The comments quickly turned into a roast session. The harshest reactions were pure disgust: “How low can you go?” was basically the mood of the thread. Another commenter went straight for the broad-brush attack, saying “Chinese brands always pull this stuff,” turning the conversation into a wider argument about trust, phone makers, and whether budget-friendly brands come with too many shady surprises. That kind of comment added instant drama, because it shifted the story from one weird app trick to a whole identity crisis for the brand.
Then came the exit announcements. One user said they were considering buying a Motorola in the future and now it’s a hard “not now.” Others went full chaos mode: one joked that if Amazon is the one getting skimmed, maybe that’s not exactly a tragedy. The weirdest plot twist of all?

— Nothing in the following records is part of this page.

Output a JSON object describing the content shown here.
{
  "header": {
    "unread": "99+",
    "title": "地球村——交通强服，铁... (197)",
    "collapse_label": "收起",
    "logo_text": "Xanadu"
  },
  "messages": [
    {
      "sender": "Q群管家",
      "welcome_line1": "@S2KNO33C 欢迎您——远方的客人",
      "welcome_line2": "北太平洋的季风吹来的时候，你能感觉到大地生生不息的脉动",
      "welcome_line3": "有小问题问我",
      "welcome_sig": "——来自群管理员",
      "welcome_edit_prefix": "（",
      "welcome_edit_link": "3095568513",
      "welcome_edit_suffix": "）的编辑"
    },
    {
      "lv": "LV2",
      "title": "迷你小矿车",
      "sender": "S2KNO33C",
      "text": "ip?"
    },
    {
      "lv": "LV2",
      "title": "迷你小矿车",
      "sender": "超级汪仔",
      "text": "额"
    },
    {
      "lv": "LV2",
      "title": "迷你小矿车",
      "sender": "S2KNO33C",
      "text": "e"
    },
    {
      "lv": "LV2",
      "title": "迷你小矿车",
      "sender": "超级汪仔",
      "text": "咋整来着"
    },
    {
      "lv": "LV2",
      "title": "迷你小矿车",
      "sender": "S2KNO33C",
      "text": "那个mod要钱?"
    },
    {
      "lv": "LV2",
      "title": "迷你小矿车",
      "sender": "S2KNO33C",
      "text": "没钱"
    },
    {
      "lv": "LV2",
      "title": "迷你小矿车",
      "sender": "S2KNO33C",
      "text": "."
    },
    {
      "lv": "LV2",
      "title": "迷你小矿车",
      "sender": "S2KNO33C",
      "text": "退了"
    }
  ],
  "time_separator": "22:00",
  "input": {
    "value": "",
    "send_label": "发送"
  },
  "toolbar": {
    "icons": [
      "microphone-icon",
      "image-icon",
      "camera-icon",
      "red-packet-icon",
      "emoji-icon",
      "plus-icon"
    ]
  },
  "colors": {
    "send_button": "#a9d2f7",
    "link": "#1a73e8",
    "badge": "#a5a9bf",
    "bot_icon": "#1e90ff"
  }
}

The redirect appears tied to a fashion influencer website, which made the whole thing sound less like a bug and more like the setup to a very online soap opera.
Key Points
- •9to5Google reported that some Motorola phones redirect Amazon app launches from the app drawer through a browser to insert an affiliate code.
- •The behavior was traced via ADB and network logs to Motorola’s preinstalled Smart Feed app.
- •The publication says the issue appeared on a Razr Fold running Smart Feed v2.03.0070 but not on a Razr (2026) with v2.03.0056.
- •A network request to devicenative.com and a redirect to kira-abboud.com were observed during the process.
- •Disabling the Smart Feed app in Android settings reportedly stopped the redirect on the affected device.